In this communal dwelling scheme, the "traditional" multi-room dwelling is broken up into separate standalone spaces, each capable of serving a variety of programmatic needs. With individual structures arranged in a complete, southern-facing semi-circle, the rhythm and play of light throughout the day becomes a key driver in how space can be utilized and perceived. The movement of inhabitants around each community, therefore, breaks away from the efficient but stagnant logic of many contemporary dwellings seen today, where time and the rhythms that subconsciously define our lives are barely, if at all, considered. 

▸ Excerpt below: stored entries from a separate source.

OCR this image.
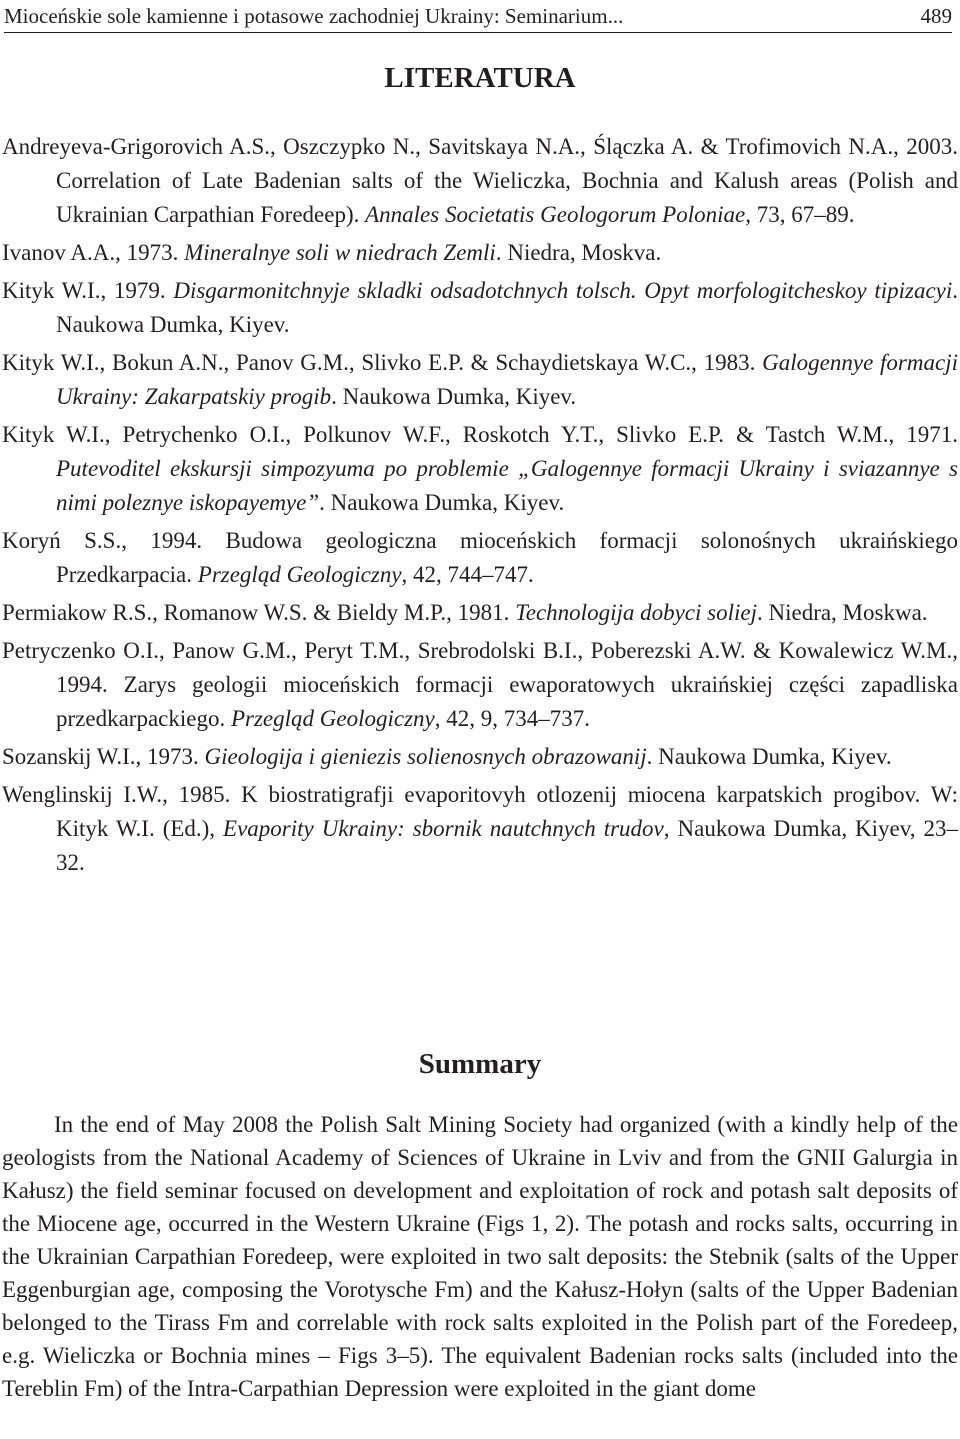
Mioceńskie sole kamienne i potasowe zachodniej Ukrainy: Seminarium...	489
LITERATURA
Andreyeva-Grigorovich A.S., Oszczypko N., Savitskaya N.A., Ślączka A. & Trofimovich N.A., 2003. Correlation of Late Badenian salts of the Wieliczka, Bochnia and Kalush areas (Polish and Ukrainian Carpathian Foredeep). Annales Societatis Geologorum Poloniae, 73, 67–89.
Ivanov A.A., 1973. Mineralnye soli w niedrach Zemli. Niedra, Moskva.
Kityk W.I., 1979. Disgarmonitchnyje skladki odsadotchnych tolsch. Opyt morfologitcheskoy tipizacyi. Naukowa Dumka, Kiyev.
Kityk W.I., Bokun A.N., Panov G.M., Slivko E.P. & Schaydietskaya W.C., 1983. Galogennye formacji Ukrainy: Zakarpatskiy progib. Naukowa Dumka, Kiyev.
Kityk W.I., Petrychenko O.I., Polkunov W.F., Roskotch Y.T., Slivko E.P. & Tastch W.M., 1971. Putevoditel ekskursji simpozyuma po problemie „Galogennye formacji Ukrainy i sviazannye s nimi poleznye iskopayemye”. Naukowa Dumka, Kiyev.
Koryń S.S., 1994. Budowa geologiczna mioceńskich formacji solonośnych ukraińskiego Przedkarpacia. Przegląd Geologiczny, 42, 744–747.
Permiakow R.S., Romanow W.S. & Bieldy M.P., 1981. Technologija dobyci soliej. Niedra, Moskwa.
Petryczenko O.I., Panow G.M., Peryt T.M., Srebrodolski B.I., Poberezski A.W. & Kowalewicz W.M., 1994. Zarys geologii mioceńskich formacji ewaporatowych ukraińskiej części zapadliska przedkarpackiego. Przegląd Geologiczny, 42, 9, 734–737.
Sozanskij W.I., 1973. Gieologija i gieniezis solienosnych obrazowanij. Naukowa Dumka, Kiyev.
Wenglinskij I.W., 1985. K biostratigrafji evaporitovyh otlozenij miocena karpatskich progibov. W: Kityk W.I. (Ed.), Evapority Ukrainy: sbornik nautchnych trudov, Naukowa Dumka, Kiyev, 23–32.
Summary

In the end of May 2008 the Polish Salt Mining Society had organized (with a kindly help of the geologists from the National Academy of Sciences of Ukraine in Lviv and from the GNII Galurgia in Kałusz) the field seminar focused on development and exploitation of rock and potash salt deposits of the Miocene age, occurred in the Western Ukraine (Figs 1, 2). The potash and rocks salts, occurring in the Ukrainian Carpathian Foredeep, were exploited in two salt deposits: the Stebnik (salts of the Upper Eggenburgian age, composing the Vorotysche Fm) and the Kałusz-Hołyn (salts of the Upper Badenian belonged to the Tirass Fm and correlable with rock salts exploited in the Polish part of the Foredeep, e.g. Wieliczka or Bochnia mines – Figs 3–5). The equivalent Badenian rocks salts (included into the Tereblin Fm) of the Intra-Carpathian Depression were exploited in the giant dome
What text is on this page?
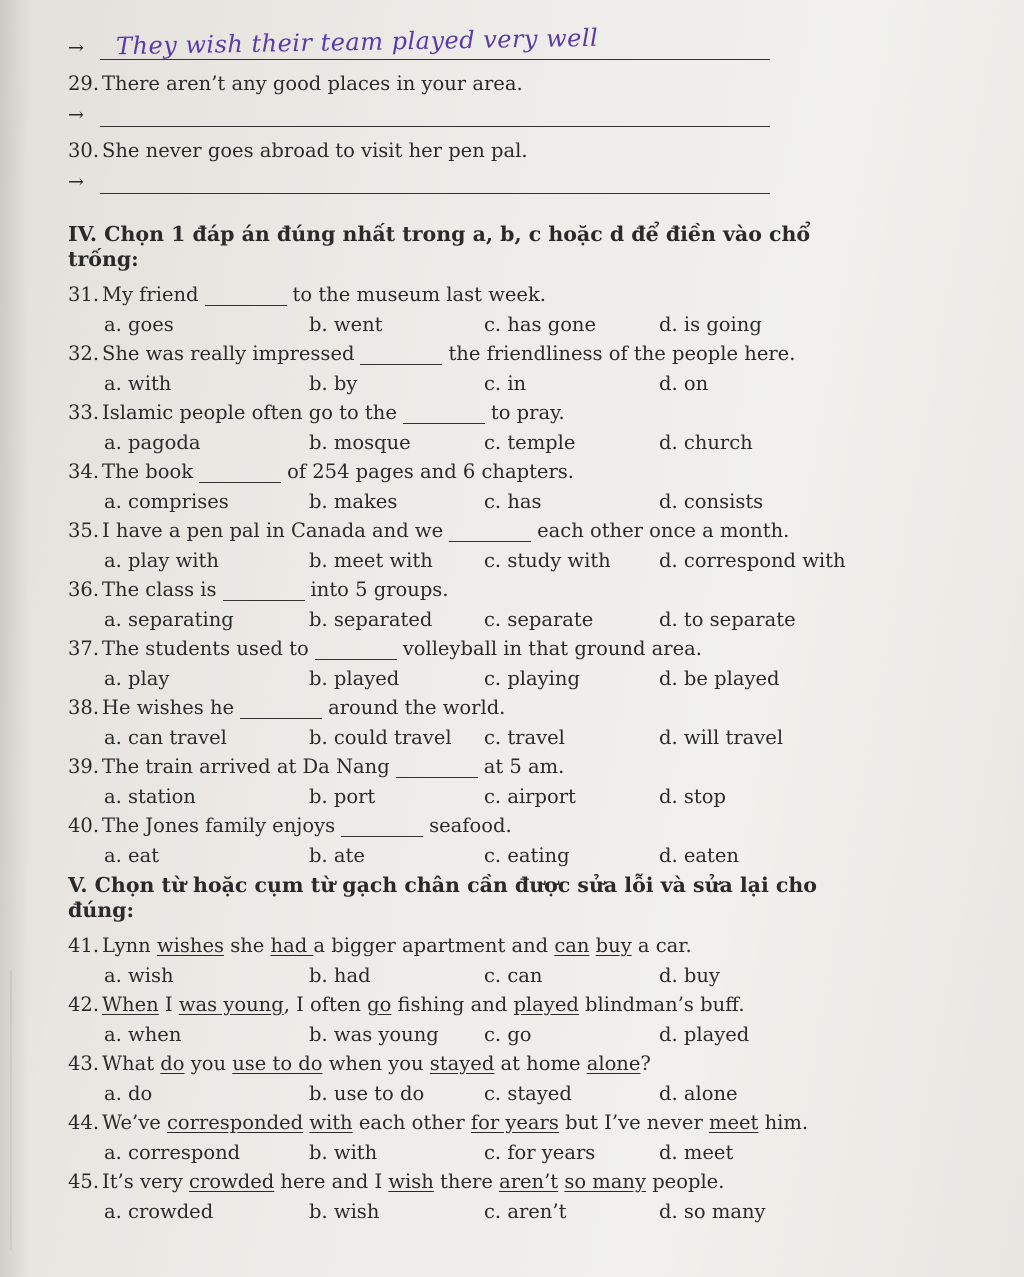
→	They wish their team played very well
29. There aren’t any good places in your area.
→
30. She never goes abroad to visit her pen pal.
→
IV. Chọn 1 đáp án đúng nhất trong a, b, c hoặc d để điền vào chổ trống:
31. My friend	to the museum last week.
a. goes	b. went	c. has gone	d. is going
32. She was really impressed	the friendliness of the people here.
a. with	b. by	c. in	d. on
33. Islamic people often go to the	to pray.
a. pagoda	b. mosque	c. temple	d. church
34. The book	of 254 pages and 6 chapters.
a. comprises	b. makes	c. has	d. consists
35. I have a pen pal in Canada and we	each other once a month.
a. play with	b. meet with	c. study with	d. correspond with
36. The class is	into 5 groups.
a. separating	b. separated	c. separate	d. to separate
37. The students used to	volleyball in that ground area.
a. play	b. played	c. playing	d. be played
38. He wishes he	around the world.
a. can travel	b. could travel	c. travel	d. will travel
39. The train arrived at Da Nang	at 5 am.
a. station	b. port	c. airport	d. stop
40. The Jones family enjoys	seafood.
a. eat	b. ate	c. eating	d. eaten
V. Chọn từ hoặc cụm từ gạch chân cần được sửa lỗi và sửa lại cho đúng:
41. Lynn wishes she had a bigger apartment and can buy a car.
a. wish	b. had	c. can	d. buy
42. When I was young, I often go fishing and played blindman’s buff.
a. when	b. was young	c. go	d. played
43. What do you use to do when you stayed at home alone?
a. do	b. use to do	c. stayed	d. alone
44. We’ve corresponded with each other for years but I’ve never meet him.
a. correspond	b. with	c. for years	d. meet
45. It’s very crowded here and I wish there aren’t so many people.
a. crowded	b. wish	c. aren’t	d. so many
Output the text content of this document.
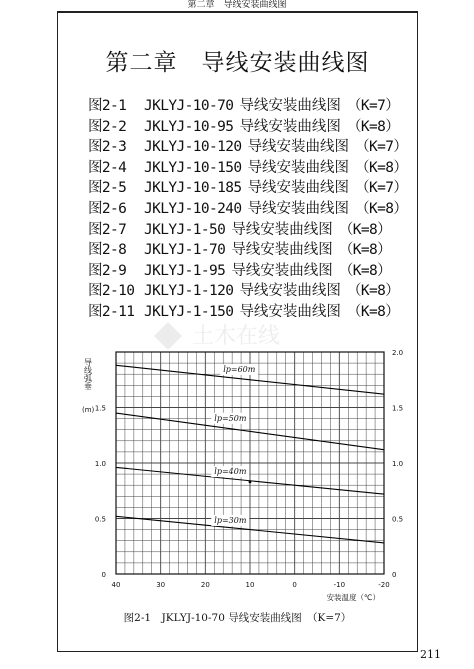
第二章　导线安装曲线图
第二章　导线安装曲线图
图2-1 JKLYJ-10-70 导线安装曲线图 （K=7）
图2-2 JKLYJ-10-95 导线安装曲线图 （K=8）
图2-3 JKLYJ-10-120 导线安装曲线图 （K=7）
图2-4 JKLYJ-10-150 导线安装曲线图 （K=8）
图2-5 JKLYJ-10-185 导线安装曲线图 （K=7）
图2-6 JKLYJ-10-240 导线安装曲线图 （K=8）
图2-7 JKLYJ-1-50 导线安装曲线图 （K=8）
图2-8 JKLYJ-1-70 导线安装曲线图 （K=8）
图2-9 JKLYJ-1-95 导线安装曲线图 （K=8）
图2-10 JKLYJ-1-120 导线安装曲线图 （K=8）
图2-11 JKLYJ-1-150 导线安装曲线图 （K=8）
40	30	20	10	0	-10	-20
0
0.5
1.0
1.5
0
0.5
1.0
1.5
2.0
导线弧垂
(m)
安装温度（℃）
lp=60m
lp=50m
lp=40m
lp=30m
图2-1　JKLYJ-10-70 导线安装曲线图　（K=7）
211
土木在线
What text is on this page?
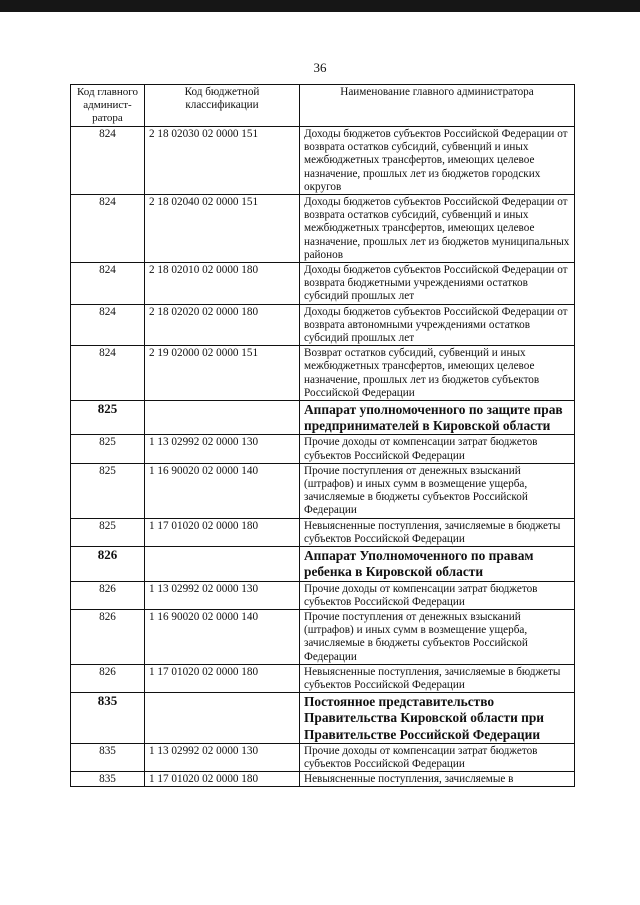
36
Код главного админист-ратора	Код бюджетной классификации	Наименование главного администратора
824	2 18 02030 02 0000 151	Доходы бюджетов субъектов Российской Федерации от возврата остатков субсидий, субвенций и иных межбюджетных трансфертов, имеющих целевое назначение, прошлых лет из бюджетов городских округов
824	2 18 02040 02 0000 151	Доходы бюджетов субъектов Российской Федерации от возврата остатков субсидий, субвенций и иных межбюджетных трансфертов, имеющих целевое назначение, прошлых лет из бюджетов муниципальных районов
824	2 18 02010 02 0000 180	Доходы бюджетов субъектов Российской Федерации от возврата бюджетными учреждениями остатков субсидий прошлых лет
824	2 18 02020 02 0000 180	Доходы бюджетов субъектов Российской Федерации от возврата автономными учреждениями остатков субсидий прошлых лет
824	2 19 02000 02 0000 151	Возврат остатков субсидий, субвенций и иных межбюджетных трансфертов, имеющих целевое назначение, прошлых лет из бюджетов субъектов Российской Федерации
825		Аппарат уполномоченного по защите прав предпринимателей в Кировской области
825	1 13 02992 02 0000 130	Прочие доходы от компенсации затрат бюджетов субъектов Российской Федерации
825	1 16 90020 02 0000 140	Прочие поступления от денежных взысканий (штрафов) и иных сумм в возмещение ущерба, зачисляемые в бюджеты субъектов Российской Федерации
825	1 17 01020 02 0000 180	Невыясненные поступления, зачисляемые в бюджеты субъектов Российской Федерации
826		Аппарат Уполномоченного по правам ребенка в Кировской области
826	1 13 02992 02 0000 130	Прочие доходы от компенсации затрат бюджетов субъектов Российской Федерации
826	1 16 90020 02 0000 140	Прочие поступления от денежных взысканий (штрафов) и иных сумм в возмещение ущерба, зачисляемые в бюджеты субъектов Российской Федерации
826	1 17 01020 02 0000 180	Невыясненные поступления, зачисляемые в бюджеты субъектов Российской Федерации
835		Постоянное представительство Правительства Кировской области при Правительстве Российской Федерации
835	1 13 02992 02 0000 130	Прочие доходы от компенсации затрат бюджетов субъектов Российской Федерации
835	1 17 01020 02 0000 180	Невыясненные поступления, зачисляемые в
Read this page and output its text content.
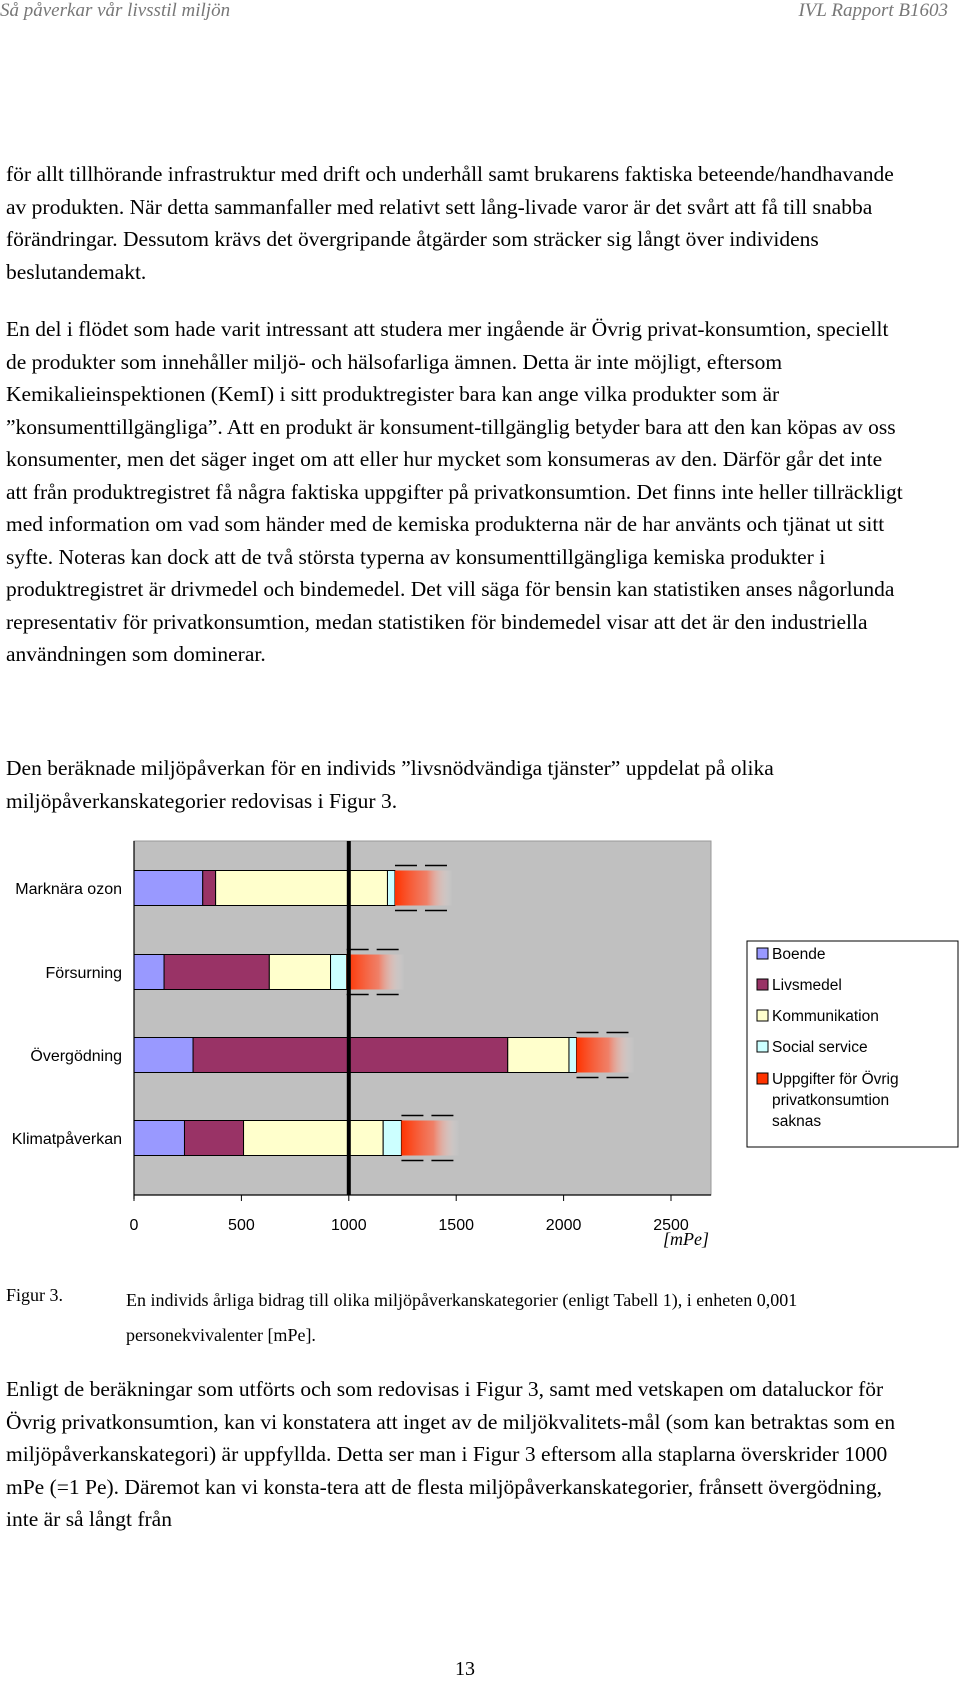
Så påverkar vår livsstil miljön	IVL Rapport B1603

för allt tillhörande infrastruktur med drift och underhåll samt brukarens faktiska beteende/handhavande av produkten. När detta sammanfaller med relativt sett lång-livade varor är det svårt att få till snabba förändringar. Dessutom krävs det övergripande åtgärder som sträcker sig långt över individens beslutandemakt.

En del i flödet som hade varit intressant att studera mer ingående är Övrig privat-konsumtion, speciellt de produkter som innehåller miljö- och hälsofarliga ämnen. Detta är inte möjligt, eftersom Kemikalieinspektionen (KemI) i sitt produktregister bara kan ange vilka produkter som är ”konsumenttillgängliga”. Att en produkt är konsument-tillgänglig betyder bara att den kan köpas av oss konsumenter, men det säger inget om att eller hur mycket som konsumeras av den. Därför går det inte att från produktregistret få några faktiska uppgifter på privatkonsumtion. Det finns inte heller tillräckligt med information om vad som händer med de kemiska produkterna när de har använts och tjänat ut sitt syfte. Noteras kan dock att de två största typerna av konsumenttillgängliga kemiska produkter i produktregistret är drivmedel och bindemedel. Det vill säga för bensin kan statistiken anses någorlunda representativ för privatkonsumtion, medan statistiken för bindemedel visar att det är den industriella användningen som dominerar.

Den beräknade miljöpåverkan för en individs ”livsnödvändiga tjänster” uppdelat på olika miljöpåverkanskategorier redovisas i Figur 3.

Marknära ozon
Försurning
Övergödning
Klimatpåverkan
0	500	1000	1500	2000	2500
[mPe]
Boende
Livsmedel
Kommunikation
Social service
Uppgifter för Övrig privatkonsumtion saknas
Figur 3.	En individs årliga bidrag till olika miljöpåverkanskategorier (enligt Tabell 1), i enheten 0,001 personekvivalenter [mPe].

Enligt de beräkningar som utförts och som redovisas i Figur 3, samt med vetskapen om dataluckor för Övrig privatkonsumtion, kan vi konstatera att inget av de miljökvalitets-mål (som kan betraktas som en miljöpåverkanskategori) är uppfyllda. Detta ser man i Figur 3 eftersom alla staplarna överskrider 1000 mPe (=1 Pe). Däremot kan vi konsta-tera att de flesta miljöpåverkanskategorier, frånsett övergödning, inte är så långt från

13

The idea and relationship of reserved and shared space within the dwelling or community is also carefully considered and crucial to ethos of the overall scheme. Architecturally, two-level spaces allow for height, enclosure, and view to dictate privacy rather than situation. Each two-level space contains a "viewport" out to both the natural landscape beyond and an internal garden at ground level. In this way, the central garden becomes the heart of each community, offering a different yet equally impactful sensorial experience to the grandiose scale of the natural landscape. These dualities of reserved-shared and natural-cultivated allow time to be experienced both inwardly, through highly personal, sensorial, and spatially amplified experiences, and externally, where experience is not directly tied to one self.